1 whole chicken (about 3-4 lbs)
1 large onion, quartered
4-inch piece of ginger, sliced
6 cups water (or enough to cover the chicken)
¼ cup soy sauce (shoyu)
1 tbsp mirin (optional)
1 tbsp sake (optional)
1 tsp salt (adjust to taste)
½ tsp white pepper
2 green onions, sliced (for garnish)
Cooked rice or soba noodles (for serving)
Sabatino Calabrian Truffle Crunch (to top the soup)
4-6 baby bok choy, halved

Method

  1. In a large pot, add the whole chicken, onion, ginger, and water. Bring to a gentle boil.
  2. Once boiling, add the soy sauce, mirin, sake (if using), salt, and white pepper to the pot.
  3. Reduce the heat to a simmer and cook for about 1.5–2 hours until the chicken is tender. Skim off any impurities that rise to the top.
  4. Once the chicken is cooked, remove the chicken from the pot and strain the broth. Taste and adjust the seasoning if necessary.
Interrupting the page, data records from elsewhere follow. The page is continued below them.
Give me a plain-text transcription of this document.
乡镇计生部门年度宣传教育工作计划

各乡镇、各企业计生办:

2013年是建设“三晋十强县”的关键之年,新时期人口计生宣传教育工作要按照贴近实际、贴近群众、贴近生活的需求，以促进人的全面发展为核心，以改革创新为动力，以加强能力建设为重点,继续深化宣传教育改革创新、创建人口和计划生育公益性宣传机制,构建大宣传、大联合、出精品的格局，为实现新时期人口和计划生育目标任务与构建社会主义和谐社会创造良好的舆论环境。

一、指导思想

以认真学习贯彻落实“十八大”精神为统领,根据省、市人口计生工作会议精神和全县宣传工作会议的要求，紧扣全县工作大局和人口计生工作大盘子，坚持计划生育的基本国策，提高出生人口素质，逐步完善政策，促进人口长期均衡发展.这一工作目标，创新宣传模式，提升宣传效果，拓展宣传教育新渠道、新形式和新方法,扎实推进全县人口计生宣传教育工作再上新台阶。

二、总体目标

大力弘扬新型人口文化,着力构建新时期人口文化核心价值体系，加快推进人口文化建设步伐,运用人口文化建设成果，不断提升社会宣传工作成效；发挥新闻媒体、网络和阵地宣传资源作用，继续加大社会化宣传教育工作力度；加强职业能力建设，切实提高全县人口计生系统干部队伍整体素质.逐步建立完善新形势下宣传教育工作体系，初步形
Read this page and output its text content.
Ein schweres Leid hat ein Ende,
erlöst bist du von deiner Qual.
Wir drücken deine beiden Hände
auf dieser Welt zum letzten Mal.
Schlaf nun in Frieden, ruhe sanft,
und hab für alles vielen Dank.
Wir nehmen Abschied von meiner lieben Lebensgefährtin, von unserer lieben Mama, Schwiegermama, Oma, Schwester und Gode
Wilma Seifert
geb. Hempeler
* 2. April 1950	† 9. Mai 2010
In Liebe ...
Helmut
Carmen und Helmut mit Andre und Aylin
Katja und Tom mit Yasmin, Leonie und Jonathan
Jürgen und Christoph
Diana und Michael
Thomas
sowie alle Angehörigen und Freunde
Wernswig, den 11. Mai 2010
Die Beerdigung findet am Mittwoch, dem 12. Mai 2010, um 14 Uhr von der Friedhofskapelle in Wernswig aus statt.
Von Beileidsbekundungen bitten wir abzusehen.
  5. While the broth is simmering, steam the baby bok choy for about 2-3 minutes until bright green and tender. Set aside.
  6. Shred the chicken into bite-sized pieces or slice
  7. In a bowl, add rice or soba noodles, ladle in the hot broth, and top with shredded chicken.
  8. Arrange the steamed bok choy on the side.
  9. Garnish with sliced green onions and a generous spoonful of Sabatino Calabrian Truffle Crunch for that spicy, umami-packed kick.